So there’s a British woman who’s been in the news recently for diagnosing herself with a sensitivity to electromagnetic radiation. She sleeps in a $500 EMF-blocking sack and has reportedly stayed in the sack, from time to time, for 30-hour stretches.
The woman— 70-year-old Rosi Gladwell of Totnes, Devon—helps lead a small advocacy group on the issue of EMF-related health issues, and she even got the mayor of the Spanish village where she now lives to look into ways to limit Wi-Fi access for residents.
She fears that the introduction of 5G mobile networks will kill her.
Now seems like a good time to remind readers that there is no evidence to support the idea of “electromagnetic hypersensitivity.” The World Health Organization calls it “idiopathic environmental intolerance with attribution to electromagnetic fields,” or IEI-EMF.
Nevertheless, many people believe themselves to be afflicted. A 2007 survey in the UK found that 4% of people felt they were sensitive to radio-frequency EMF. And, as Ars has reported before, “electrosensitives” have flocked to the EMF dead-zone around the National Radio Astronomy Observatory’s Robert C. Byrd Green Bank Telescope in West Virginia. Federal and state laws restrict transmissions in a 10-mile radius that might interfere with the observatory’s sensitive radio telescopes, creating a haven for those in fear of low-frequency radiation.
A small study in 2017 suggested that sensational media reports seems to amplify the idea that EMF sensitivities are real. The German and Belgian researchers behind the study determined that being exposed to sensational reports “enhanced perception of tactile stimuli in healthy participants.”
Overall, they concluded:
Receiving sensational media reports might sensitize people to develop a nocebo effect and thereby contribute to the development of IEI-EMF. By promoting catastrophizing thoughts and increasing symptom-focused attention, perception might more readily be enhanced and misattributed to EMF.
Fear and nocebo effects likely spread in recent years as reports came out about cellphone radiation-causing tumors in rats, including a massive, $25-million US government study. But, as Ars reported, the studies were riddled with problems. The US government study, for instance, found that rats exposed to cellphone radiation—far more than smartphone-addicted humans would encounter, by the way—lived than unexposed, control animals. The control animals also had unusually low rates of cancers, skewing the data analysis. And female rats inexplicably were not affected by the radiation.
Overall, while results of observational and cohort-studies have been mixed, large-scale, high-quality studies that are not funded by the cellphone industry largely find no increased risks or spikes in cancers and tumors linked to cellphone use.

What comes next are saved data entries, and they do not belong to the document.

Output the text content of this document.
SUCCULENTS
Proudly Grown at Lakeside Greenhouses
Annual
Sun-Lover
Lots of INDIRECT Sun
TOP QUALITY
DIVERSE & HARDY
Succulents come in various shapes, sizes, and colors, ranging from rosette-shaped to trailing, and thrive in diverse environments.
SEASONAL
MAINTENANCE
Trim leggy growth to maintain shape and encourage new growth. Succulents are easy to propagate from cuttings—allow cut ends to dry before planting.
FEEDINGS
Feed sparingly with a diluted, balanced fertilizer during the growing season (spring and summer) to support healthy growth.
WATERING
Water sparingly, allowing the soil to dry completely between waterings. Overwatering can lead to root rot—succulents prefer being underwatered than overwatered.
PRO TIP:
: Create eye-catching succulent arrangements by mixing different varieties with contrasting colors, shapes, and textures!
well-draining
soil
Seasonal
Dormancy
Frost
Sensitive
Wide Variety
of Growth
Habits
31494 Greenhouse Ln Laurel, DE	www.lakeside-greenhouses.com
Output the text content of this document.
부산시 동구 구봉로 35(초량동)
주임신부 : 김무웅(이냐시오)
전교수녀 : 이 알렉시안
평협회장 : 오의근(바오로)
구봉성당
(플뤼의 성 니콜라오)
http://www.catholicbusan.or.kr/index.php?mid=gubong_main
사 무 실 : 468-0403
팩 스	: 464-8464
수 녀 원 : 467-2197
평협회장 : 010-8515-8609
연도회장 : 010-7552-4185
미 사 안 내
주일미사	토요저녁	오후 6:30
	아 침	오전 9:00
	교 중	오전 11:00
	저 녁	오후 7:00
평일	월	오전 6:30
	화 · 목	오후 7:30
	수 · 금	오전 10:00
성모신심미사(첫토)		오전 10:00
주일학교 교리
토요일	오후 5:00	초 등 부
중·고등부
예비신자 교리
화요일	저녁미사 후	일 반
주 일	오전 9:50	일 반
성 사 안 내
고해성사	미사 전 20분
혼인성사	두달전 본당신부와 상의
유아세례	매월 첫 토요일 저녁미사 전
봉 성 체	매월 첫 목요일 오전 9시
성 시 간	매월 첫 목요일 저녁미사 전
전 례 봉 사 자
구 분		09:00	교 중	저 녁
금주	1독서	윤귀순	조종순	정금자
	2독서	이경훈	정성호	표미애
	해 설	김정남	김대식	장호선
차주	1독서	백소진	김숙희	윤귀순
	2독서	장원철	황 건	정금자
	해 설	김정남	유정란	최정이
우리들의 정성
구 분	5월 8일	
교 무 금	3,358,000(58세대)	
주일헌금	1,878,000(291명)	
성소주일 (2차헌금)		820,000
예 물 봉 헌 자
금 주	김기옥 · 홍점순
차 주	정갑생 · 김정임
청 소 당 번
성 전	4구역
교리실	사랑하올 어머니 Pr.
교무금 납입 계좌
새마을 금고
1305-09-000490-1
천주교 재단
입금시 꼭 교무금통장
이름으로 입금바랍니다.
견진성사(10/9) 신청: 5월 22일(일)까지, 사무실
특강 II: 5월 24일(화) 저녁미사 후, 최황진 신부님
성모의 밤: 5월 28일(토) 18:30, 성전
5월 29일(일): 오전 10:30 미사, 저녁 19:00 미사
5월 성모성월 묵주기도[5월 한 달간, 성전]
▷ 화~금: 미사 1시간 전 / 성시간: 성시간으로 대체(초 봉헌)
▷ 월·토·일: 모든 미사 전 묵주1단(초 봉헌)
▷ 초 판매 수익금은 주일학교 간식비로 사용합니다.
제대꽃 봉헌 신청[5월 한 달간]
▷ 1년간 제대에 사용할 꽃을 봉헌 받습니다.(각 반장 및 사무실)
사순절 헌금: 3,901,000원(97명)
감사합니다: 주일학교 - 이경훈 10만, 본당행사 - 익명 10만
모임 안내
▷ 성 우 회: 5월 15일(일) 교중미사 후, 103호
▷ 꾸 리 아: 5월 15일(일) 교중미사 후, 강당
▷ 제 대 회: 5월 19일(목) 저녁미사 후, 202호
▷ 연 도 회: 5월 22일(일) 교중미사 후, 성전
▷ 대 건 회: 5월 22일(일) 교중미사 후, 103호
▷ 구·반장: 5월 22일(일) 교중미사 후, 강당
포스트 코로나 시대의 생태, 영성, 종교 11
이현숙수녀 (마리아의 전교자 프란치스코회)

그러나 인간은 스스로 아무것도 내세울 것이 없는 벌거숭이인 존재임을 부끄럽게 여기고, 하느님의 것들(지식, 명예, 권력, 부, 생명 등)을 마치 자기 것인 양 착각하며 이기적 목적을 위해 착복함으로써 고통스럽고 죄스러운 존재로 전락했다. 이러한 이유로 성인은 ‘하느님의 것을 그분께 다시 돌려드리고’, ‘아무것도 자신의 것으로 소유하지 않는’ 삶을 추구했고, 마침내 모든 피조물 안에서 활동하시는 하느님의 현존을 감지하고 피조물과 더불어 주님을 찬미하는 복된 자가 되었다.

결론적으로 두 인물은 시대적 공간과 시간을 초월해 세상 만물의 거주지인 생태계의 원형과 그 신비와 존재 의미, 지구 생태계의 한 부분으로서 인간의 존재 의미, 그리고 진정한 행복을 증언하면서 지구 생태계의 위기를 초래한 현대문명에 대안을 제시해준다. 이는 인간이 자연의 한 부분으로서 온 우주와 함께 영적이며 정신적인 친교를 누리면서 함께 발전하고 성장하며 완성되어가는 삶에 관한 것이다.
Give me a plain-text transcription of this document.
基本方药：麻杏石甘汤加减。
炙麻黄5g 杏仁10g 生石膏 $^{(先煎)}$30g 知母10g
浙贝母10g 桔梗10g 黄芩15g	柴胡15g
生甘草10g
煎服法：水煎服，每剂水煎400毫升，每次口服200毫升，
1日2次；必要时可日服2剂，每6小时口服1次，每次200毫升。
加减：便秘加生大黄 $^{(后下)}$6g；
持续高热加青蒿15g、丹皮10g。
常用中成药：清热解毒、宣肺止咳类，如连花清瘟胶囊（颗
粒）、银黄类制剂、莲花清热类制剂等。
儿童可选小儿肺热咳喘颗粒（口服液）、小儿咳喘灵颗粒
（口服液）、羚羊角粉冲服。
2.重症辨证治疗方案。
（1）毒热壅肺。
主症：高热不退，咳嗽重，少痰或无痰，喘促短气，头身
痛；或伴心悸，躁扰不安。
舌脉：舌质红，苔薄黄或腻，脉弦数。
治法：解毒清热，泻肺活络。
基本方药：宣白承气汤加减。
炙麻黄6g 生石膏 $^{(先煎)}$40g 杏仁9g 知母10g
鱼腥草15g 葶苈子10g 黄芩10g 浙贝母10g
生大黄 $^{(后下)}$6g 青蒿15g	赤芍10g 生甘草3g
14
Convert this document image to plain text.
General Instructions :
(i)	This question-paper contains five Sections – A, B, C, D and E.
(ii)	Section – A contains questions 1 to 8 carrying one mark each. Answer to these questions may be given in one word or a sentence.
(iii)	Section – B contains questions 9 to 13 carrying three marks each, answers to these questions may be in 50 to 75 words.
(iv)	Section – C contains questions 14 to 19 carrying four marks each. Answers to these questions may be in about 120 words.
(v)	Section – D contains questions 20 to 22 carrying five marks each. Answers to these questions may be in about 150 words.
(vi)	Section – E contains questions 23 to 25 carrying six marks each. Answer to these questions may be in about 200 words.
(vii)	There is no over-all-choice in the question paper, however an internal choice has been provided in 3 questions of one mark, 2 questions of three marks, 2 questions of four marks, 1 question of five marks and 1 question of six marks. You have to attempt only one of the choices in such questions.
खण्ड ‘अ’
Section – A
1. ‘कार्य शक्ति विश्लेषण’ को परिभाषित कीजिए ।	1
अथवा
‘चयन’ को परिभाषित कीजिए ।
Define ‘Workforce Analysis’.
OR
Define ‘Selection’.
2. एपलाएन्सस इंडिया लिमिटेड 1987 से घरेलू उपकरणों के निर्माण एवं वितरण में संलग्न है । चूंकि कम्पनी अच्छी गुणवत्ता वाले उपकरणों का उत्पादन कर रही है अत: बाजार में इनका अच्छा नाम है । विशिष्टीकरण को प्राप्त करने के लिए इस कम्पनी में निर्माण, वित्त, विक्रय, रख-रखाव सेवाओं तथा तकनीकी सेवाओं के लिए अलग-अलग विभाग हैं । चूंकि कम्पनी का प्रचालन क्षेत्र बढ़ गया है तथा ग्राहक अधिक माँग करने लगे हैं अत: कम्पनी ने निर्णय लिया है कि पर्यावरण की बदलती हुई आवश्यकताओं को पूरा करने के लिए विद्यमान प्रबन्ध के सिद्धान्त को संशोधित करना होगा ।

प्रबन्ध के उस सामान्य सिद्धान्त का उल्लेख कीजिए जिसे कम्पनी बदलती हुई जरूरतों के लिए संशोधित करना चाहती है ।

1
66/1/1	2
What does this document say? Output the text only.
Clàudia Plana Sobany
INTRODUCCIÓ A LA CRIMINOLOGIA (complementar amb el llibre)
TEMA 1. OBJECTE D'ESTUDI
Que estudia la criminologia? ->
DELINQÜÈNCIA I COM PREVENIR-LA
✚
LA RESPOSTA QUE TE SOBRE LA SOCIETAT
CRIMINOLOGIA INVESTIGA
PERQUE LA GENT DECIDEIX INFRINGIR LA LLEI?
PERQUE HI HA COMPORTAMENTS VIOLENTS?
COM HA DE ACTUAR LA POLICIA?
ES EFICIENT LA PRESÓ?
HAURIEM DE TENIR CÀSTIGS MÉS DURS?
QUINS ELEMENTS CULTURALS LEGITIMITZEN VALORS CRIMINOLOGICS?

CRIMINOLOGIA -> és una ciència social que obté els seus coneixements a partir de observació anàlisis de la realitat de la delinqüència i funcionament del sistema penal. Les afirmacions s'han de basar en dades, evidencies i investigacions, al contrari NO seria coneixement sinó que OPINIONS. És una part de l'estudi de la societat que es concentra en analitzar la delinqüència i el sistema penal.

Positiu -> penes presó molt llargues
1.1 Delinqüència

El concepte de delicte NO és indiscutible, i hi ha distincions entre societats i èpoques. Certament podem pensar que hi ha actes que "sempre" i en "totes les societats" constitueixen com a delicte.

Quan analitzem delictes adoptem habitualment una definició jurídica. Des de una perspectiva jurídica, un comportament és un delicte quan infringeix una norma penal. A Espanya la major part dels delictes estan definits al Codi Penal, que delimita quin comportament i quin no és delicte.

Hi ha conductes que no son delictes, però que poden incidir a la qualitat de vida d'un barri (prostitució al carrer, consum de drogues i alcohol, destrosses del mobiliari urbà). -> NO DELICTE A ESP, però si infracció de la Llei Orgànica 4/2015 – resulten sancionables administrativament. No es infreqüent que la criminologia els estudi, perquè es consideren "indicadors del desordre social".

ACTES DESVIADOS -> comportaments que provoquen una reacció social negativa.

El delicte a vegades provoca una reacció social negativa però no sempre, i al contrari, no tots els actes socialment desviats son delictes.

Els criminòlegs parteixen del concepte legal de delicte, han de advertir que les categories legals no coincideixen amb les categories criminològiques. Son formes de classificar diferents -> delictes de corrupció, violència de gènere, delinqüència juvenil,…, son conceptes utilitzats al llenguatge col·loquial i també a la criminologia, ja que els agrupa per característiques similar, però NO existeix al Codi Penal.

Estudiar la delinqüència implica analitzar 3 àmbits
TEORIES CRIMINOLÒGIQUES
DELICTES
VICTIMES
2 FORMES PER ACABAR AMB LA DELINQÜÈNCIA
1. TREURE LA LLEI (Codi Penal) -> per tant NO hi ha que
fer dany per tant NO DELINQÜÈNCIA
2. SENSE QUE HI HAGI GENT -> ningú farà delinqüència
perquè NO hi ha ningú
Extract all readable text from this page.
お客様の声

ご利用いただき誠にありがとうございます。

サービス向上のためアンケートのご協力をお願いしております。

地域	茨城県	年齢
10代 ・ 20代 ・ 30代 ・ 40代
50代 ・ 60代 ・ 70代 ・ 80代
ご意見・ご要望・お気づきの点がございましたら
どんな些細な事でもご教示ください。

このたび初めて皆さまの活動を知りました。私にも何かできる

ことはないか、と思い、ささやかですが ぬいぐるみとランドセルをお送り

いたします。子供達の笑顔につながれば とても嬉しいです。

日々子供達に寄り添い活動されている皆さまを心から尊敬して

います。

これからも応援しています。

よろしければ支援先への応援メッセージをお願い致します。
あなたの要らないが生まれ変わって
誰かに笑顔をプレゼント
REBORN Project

Moreover, there remains no biological explanation of non-ionizing radiation could cause health effects. The low-frequency radiation from phones, televisions, Wi-Fi, radios, computers, and remote controls is too weak to blast ions off of molecules. That’s in contrast to ionizing radiation, such as gamma rays and X-rays, which can remove electrons. This is what leads to cellular and DNA damage that, in turn, can lead to illnesses and cancers.
Some researchers have suggested that non-ionizing radiation could affect cellular functions without damaging cells, but there’s no evidence to substantiate that concern.
Meanwhile, Gladwell and others have become convinced that our modern world is killing us.
Since diagnosing herself years ago, Gladwell has taken to sleeping in a sack woven with silver and copper and wraps herself in a protective sheet, according to several Britishnews outlets. (You can find similar sleep sackproducts on Amazon.) She says that exposures to Wi-Fi and other EMF make her weak, short of breath, and give her pins-and-needle feelings in her face. She spends much of her time in a remote Spanish vacation home where her exposure to EMF is reduced.
Physicist and Ars associate writer Chris Lee noted that “the copper lining is probably a pretty effective shield to keep the naughty Wi-Fi out.” But he also added:
I’m afraid that an allergy to Wi-Fi is most likely a psychological problem rather than anything due to Wi-Fi radiation. That does not mean we should not take the suffering of the people involved seriously, but we should look elsewhere for solutions… In the end, it’s a very expensive comfort blanket.
Still, Gladwell is holding firm in her thinking. Two years ago, she even reportedly got the mayor of the Spanish village Polopos to consider limiting the village’s Wi-Fi access.
“I am immensely impressed with our local mayor and how seriously he is taking this,” Gladwell told the Olive Press at the time. “When talking about the dangers of Wi-Fi technology, he came up with the idea of limiting the hours of access in the village by putting timer switches on the routers in the school, Town Hall, and doctor’s surgery.”
It’s unclear if the town enacted the restrictions.
Gladwell has since become concerned with the introduction of 5G networks. While some researchers have called for more work into possible health effects, there’s still no evidence or reason to believe that 5G is harmful—apart from the fact that it may interfere with weather forecasts.